February 27, 2013
“Librarians at this university take their job way to seriously, we’re students not convicts.”
This comment kind of reminds me of the famous video, Give ‘Em the Pickle.
The moment that I am thinking of comes in another part of the full training video (not found on YouTube that I know of) where Bob Farrell talks about an experience going to a bank. There at the bank they have those pens that are attached to the counter with a chain. Farrell says the message you are sending to the customer with those types of attached pens is, “You are a thief and we know it.”
What are some of the messages we are sending our patrons without really realizing it?
Several years ago at my local library I returned a book to the main desk. The clerk, in an effort to be helpful, told me that I could return my books at the front of the library in the future. I don’t think she realized that she also told me this, “Next time don’t bring this here. Take it to the front instead of bugging me.” She didn’t mean this at all but that was the message I heard.
We need to be very careful how we help our patrons. We may be sending a message we don’t intend.
photo originally uploaded by I Am Rob
October 8, 2009
Twitter user: chrisdude: “I was in the library and I went TO ‘the stacks,’ and I still don’t know what that means.”
For those who have heard this idiom used by librarians but have never learned what the phrase means, ‘the stacks’ refers to the open shelves that any library user can browse through (i.e., anywhere you can find a book, pick it up, and read it/check it out.).
Librarians have a lot of common terminology that can be confusing to anyone unfamiliar to it, just like any subculture. Yes, librarians have their own subculture just like skaters, tweeps, Twilight fans, and bloggers. I was a part-time employee for months before I learned what other librarians meant when they would tell me to “go look in the stacks.”

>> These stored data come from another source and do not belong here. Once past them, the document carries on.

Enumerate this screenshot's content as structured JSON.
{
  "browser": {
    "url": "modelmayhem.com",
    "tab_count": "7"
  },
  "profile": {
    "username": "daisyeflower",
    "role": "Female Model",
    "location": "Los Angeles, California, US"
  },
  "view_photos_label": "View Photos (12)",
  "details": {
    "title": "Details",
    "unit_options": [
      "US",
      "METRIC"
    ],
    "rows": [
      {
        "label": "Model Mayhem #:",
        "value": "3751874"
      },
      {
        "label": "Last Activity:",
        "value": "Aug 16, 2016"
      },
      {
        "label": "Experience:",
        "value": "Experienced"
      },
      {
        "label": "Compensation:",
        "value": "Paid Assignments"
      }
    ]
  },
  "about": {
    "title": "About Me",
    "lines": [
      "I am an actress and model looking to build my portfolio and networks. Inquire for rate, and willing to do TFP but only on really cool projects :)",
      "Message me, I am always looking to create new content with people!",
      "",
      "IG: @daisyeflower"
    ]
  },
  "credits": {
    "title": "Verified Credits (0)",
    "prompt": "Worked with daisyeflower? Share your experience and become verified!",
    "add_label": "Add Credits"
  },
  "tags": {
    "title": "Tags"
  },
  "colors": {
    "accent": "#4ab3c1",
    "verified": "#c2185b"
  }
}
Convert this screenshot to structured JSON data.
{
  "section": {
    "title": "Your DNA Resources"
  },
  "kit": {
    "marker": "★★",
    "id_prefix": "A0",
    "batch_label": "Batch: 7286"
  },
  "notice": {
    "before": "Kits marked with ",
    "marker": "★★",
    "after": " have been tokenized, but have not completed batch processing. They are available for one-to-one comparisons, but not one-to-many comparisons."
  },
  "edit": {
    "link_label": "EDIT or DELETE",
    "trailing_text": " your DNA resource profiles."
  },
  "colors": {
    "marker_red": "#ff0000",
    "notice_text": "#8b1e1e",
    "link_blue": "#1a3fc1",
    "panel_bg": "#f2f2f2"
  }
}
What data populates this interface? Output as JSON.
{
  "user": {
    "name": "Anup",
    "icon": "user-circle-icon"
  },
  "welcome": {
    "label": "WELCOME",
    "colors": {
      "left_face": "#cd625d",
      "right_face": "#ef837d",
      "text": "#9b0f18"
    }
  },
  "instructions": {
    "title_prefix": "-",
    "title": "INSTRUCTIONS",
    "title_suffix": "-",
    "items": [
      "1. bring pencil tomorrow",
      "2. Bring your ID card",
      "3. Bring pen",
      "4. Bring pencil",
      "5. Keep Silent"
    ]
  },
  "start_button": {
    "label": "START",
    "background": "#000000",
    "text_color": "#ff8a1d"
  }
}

Some other terms we use that spaz our users (and ourselves):
- information literacy
- resource sharing
- OPAC :: Library catalog :: “The catalog”
October 1, 2009
“I hate the library!! Why are you telling me you have things when I can’t find them 😦 stupid system!” twitter user: andrewmoore24
OPACs continue to be obstacles to finding. Sometimes I wonder if our users wouldn’t just be better served by searching in WorldCat or Google and having a “Get at My Library” link which sends them back to the local catalog. I have written before about Bookburro. BB really does this well (for books only) from any site with an ISBN then uses WorldCat to point to local libraries. As a librarian I may be stoned for saying this but sometimes it is just plain easier and faster and yes, even more effective and scholarly (i.e., I find better materials) to not use our OPAC but start at Amazoogle for books. Until recently I had a similar sentiment for bypassing databases and going to GoogleScholar for citations but it has become so bogged down with unscholarly material (a pdf, ANY pdf, makes the cut) or books when I want articles that I am not as impressed as I used to be.
I feel sorry for our patrons.
July 15, 2009
RT @bethsteadman: “Did the icky librarian really just tell my son not to read aloud to himself in a faraway corner of the children’s section near NO ONE?”
This is unbelievable. I have to stifle the rage welling up in my soul over this.
Do these 20th century librarians still exist? It’s the 21st century; let’s try to champion a young boy reading over absolute quiet in a library.
June 30, 2009
RT @girlfromPBO “I think stopping by the library on a whim and finding the EXACT RIGHT BOOK you have been pining for is one of life’s most awesome moments.”
June 12, 2009
Cautionary words from JesHolbrook about library chat reference. Libraries should go through great lengths to ensure that someone is actually monitoring IM at all times or that the service goes “offline” or “busy” if the librarian is away for longer than a few minutes.
April 30, 2009
Aside from helping with computers, the “anything else” could be anything from directions to the bathroom to a twenty-minute research transaction. Some libraries try to solve this issue by “roving” or “roaming” librarians but it is still sad when we work so hard to promote ourselves and how eager we are to help…but then we aren’t around to do it. I have written before about doing a service well, if we claim to do it well. As a service profession, we really need to ensure that we are giving the best possible assistance to our patrons.